Altorki, Nasser K., et al. "The lung microenvironment: an important regulator of tumour growth and metastasis." Nature Reviews Cancer 19.1 (2019): 9-31.

Yao, Zhan, et al. "TGF-β IL-6 axis mediates selective and adaptive mechanisms of resistance to molecular targeted therapy in lung cancer." Proceedings of the National Academy of Sciences 107.35 (2010): 15535-15540.

Gao, Dingcheng, et al. "Myeloid progenitor cells in the premetastatic lung promote metastases by inducing mesenchymal to epithelial transition." Cancer research 72.6 (2012): 1384-1394.

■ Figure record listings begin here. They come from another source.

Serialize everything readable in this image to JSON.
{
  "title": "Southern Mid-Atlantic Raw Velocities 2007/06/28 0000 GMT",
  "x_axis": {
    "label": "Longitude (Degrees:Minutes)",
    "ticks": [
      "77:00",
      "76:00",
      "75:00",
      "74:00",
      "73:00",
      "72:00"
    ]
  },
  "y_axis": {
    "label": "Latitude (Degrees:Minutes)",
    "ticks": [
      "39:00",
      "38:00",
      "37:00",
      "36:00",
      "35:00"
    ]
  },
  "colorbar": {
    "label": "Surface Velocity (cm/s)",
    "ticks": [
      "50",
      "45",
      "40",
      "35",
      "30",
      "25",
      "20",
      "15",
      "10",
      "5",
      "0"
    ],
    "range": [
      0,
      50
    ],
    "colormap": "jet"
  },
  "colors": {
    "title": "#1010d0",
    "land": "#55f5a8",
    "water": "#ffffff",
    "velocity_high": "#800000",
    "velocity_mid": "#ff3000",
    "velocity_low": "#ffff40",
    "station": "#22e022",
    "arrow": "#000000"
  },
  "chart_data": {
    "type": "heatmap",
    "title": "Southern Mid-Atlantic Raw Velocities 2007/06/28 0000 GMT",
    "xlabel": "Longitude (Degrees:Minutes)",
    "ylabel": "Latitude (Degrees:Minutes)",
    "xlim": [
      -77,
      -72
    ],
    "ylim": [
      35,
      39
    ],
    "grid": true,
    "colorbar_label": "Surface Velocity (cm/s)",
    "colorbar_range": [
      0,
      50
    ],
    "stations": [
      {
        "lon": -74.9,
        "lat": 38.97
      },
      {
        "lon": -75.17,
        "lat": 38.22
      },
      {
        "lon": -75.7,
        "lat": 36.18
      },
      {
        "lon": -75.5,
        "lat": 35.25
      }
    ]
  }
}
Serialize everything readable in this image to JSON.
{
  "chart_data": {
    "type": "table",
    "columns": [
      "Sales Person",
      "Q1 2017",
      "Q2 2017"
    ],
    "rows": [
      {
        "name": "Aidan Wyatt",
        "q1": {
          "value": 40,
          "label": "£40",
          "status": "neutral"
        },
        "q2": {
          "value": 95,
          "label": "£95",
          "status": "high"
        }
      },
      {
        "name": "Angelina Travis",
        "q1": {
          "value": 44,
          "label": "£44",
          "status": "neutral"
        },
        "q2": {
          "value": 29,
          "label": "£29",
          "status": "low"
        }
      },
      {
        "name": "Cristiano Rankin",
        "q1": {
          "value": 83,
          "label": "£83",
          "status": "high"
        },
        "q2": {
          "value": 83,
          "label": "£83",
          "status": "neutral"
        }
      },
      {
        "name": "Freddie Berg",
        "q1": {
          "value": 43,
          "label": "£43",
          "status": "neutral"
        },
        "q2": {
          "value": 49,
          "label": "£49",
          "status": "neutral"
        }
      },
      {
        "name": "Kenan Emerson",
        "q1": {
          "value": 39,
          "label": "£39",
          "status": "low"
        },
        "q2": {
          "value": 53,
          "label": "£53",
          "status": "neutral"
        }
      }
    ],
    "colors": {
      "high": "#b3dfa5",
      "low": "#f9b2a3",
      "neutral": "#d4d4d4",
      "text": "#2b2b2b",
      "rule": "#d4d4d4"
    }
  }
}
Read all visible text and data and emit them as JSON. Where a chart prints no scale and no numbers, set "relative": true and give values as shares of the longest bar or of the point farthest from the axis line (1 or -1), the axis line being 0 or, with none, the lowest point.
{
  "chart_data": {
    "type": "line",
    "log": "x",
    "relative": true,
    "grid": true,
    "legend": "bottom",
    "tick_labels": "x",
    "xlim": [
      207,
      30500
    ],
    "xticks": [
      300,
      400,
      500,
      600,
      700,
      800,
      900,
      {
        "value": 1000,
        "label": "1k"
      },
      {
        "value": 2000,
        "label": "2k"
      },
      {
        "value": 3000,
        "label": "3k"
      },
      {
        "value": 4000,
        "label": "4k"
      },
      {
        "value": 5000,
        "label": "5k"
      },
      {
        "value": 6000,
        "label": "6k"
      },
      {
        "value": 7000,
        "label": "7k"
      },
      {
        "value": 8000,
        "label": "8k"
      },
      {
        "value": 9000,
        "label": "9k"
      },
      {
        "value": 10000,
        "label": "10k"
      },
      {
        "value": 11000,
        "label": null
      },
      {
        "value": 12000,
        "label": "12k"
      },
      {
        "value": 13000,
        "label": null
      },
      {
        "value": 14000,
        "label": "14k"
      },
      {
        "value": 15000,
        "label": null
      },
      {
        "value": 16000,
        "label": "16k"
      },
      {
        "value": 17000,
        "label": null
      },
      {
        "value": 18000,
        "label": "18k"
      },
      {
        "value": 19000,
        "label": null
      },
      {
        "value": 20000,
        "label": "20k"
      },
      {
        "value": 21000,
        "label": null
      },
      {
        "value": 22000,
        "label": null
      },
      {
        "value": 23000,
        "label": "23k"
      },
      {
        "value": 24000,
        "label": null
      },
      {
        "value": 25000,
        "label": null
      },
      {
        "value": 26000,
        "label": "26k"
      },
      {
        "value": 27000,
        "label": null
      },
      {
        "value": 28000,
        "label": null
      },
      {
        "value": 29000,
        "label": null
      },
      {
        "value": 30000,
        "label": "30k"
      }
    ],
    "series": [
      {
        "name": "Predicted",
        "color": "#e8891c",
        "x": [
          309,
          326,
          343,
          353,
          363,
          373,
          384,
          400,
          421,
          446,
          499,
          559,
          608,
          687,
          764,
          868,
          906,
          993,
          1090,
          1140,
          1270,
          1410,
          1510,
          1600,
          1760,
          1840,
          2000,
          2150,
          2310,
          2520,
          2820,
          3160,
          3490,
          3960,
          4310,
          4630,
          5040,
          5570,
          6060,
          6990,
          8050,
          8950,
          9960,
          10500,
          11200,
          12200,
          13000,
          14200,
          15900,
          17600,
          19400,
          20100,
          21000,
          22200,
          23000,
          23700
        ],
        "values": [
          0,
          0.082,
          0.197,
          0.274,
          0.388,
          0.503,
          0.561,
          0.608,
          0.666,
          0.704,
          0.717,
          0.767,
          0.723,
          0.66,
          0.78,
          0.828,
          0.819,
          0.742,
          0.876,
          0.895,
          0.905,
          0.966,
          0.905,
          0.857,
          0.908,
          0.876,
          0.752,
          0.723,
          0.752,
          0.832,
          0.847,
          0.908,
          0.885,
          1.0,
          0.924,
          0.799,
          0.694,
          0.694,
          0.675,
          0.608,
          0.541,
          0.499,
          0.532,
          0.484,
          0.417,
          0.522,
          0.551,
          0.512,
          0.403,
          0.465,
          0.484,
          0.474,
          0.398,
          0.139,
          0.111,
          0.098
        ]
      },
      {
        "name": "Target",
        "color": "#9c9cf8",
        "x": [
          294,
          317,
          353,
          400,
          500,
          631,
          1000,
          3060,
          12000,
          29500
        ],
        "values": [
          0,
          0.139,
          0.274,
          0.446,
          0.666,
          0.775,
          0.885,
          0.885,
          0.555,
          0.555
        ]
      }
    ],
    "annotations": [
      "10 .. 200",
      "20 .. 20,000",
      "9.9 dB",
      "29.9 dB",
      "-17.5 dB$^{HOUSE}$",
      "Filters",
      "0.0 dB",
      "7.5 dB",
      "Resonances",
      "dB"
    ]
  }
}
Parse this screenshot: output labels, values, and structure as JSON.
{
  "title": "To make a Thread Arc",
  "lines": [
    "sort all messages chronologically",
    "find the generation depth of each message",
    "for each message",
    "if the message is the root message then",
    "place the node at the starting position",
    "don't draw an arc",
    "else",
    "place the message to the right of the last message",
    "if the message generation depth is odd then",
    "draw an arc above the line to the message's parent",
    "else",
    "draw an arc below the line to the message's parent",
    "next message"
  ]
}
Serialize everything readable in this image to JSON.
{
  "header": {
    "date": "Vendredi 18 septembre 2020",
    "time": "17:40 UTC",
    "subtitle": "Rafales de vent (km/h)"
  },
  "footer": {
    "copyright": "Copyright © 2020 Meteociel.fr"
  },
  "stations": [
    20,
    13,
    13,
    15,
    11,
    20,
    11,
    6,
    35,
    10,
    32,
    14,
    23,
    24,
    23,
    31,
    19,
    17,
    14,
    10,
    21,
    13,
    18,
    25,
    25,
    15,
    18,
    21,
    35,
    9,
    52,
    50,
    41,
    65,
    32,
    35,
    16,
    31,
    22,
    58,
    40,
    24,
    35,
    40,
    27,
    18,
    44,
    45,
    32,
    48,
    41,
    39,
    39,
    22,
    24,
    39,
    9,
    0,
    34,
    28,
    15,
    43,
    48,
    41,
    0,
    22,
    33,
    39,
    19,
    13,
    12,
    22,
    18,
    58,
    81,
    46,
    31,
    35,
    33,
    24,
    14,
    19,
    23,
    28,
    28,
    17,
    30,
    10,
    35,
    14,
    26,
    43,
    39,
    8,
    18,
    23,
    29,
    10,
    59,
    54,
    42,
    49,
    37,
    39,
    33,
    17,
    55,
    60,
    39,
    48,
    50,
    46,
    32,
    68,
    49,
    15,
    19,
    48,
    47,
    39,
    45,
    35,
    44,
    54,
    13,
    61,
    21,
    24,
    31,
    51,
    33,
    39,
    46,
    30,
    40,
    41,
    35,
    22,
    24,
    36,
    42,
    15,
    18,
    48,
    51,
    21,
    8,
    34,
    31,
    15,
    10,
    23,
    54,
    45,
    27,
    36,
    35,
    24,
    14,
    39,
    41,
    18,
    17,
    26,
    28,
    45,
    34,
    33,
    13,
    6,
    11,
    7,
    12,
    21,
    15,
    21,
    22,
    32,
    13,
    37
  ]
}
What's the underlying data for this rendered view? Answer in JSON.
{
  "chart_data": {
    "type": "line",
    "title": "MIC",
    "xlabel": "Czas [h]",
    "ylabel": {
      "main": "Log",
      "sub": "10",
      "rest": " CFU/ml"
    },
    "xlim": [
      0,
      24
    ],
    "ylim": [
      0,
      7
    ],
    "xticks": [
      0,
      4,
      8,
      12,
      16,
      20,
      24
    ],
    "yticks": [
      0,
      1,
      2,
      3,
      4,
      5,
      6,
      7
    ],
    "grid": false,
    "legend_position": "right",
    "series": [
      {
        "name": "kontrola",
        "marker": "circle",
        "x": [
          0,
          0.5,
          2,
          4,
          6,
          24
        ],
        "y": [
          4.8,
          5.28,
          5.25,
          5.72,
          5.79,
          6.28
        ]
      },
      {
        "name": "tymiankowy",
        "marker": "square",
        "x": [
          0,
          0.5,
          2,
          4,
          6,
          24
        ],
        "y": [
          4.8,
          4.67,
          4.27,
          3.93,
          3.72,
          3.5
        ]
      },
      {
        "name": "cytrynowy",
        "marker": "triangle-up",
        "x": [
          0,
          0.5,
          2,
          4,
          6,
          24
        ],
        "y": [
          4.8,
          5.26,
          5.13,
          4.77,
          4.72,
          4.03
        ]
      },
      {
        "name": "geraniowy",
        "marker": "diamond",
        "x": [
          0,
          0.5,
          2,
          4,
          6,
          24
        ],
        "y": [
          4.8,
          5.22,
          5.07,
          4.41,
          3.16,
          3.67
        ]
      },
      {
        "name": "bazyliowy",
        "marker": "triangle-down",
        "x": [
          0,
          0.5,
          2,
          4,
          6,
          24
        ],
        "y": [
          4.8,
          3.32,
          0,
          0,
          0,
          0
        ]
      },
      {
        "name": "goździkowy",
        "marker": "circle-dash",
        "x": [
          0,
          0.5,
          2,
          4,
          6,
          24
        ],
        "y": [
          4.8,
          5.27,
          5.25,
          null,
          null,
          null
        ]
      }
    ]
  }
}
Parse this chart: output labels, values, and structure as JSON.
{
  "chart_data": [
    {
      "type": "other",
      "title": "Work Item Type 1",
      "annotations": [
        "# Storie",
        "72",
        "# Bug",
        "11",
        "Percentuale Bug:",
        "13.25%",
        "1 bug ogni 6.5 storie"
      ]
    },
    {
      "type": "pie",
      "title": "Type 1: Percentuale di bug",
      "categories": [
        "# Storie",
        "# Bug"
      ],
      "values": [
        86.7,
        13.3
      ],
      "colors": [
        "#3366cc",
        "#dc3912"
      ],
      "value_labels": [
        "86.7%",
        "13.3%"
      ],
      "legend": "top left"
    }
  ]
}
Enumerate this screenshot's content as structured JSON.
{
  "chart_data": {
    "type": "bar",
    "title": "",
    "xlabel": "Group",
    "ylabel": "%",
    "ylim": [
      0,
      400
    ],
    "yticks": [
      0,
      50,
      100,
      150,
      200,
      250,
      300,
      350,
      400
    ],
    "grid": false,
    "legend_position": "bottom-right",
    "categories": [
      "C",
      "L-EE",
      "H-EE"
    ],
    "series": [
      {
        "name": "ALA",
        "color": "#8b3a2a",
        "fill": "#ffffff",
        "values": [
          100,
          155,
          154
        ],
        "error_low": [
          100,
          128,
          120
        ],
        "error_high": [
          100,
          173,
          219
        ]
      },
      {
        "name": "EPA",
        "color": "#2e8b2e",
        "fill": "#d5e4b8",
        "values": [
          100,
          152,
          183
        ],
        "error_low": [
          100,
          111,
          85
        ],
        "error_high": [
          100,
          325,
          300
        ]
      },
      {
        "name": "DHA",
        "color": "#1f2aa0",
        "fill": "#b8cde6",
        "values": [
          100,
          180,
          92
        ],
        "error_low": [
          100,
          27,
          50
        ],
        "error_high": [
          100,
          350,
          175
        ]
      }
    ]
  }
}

Altorki, Nasser K., et al. "Neoadjuvant durvalumab with or without stereotactic body radiotherapy in patients with early-stage non-small-cell lung cancer: A single-centre, randomised phase 2 trial." The Lancet Oncology 22.6 (2021): 824-835.

Wennerberg, Erik, et al. "Expression of ART1, an extracellular mono ADP-ribosylase, promotes lung cancer growth and dissemination by limiting tumor infiltration of P2X7R+ CD8+ T cells and CD103+ dendritic cells." JOURNAL FOR IMMUNOTHERAPY OF CANCER. Vol. 7. CAMPUS, 4 CRINAN ST, LONDON N1 9XW, ENGLAND: BMC, 2019.

Chen, Chuang, et al. "ART1, an extracellular ADP-ribosyltransferase, is over-expressed in non-small cell lung cancer and facilitates cancer cell survival by immune-mediated mechanisms." Journal of Thoracic Oncology 11.2 (2016): S44.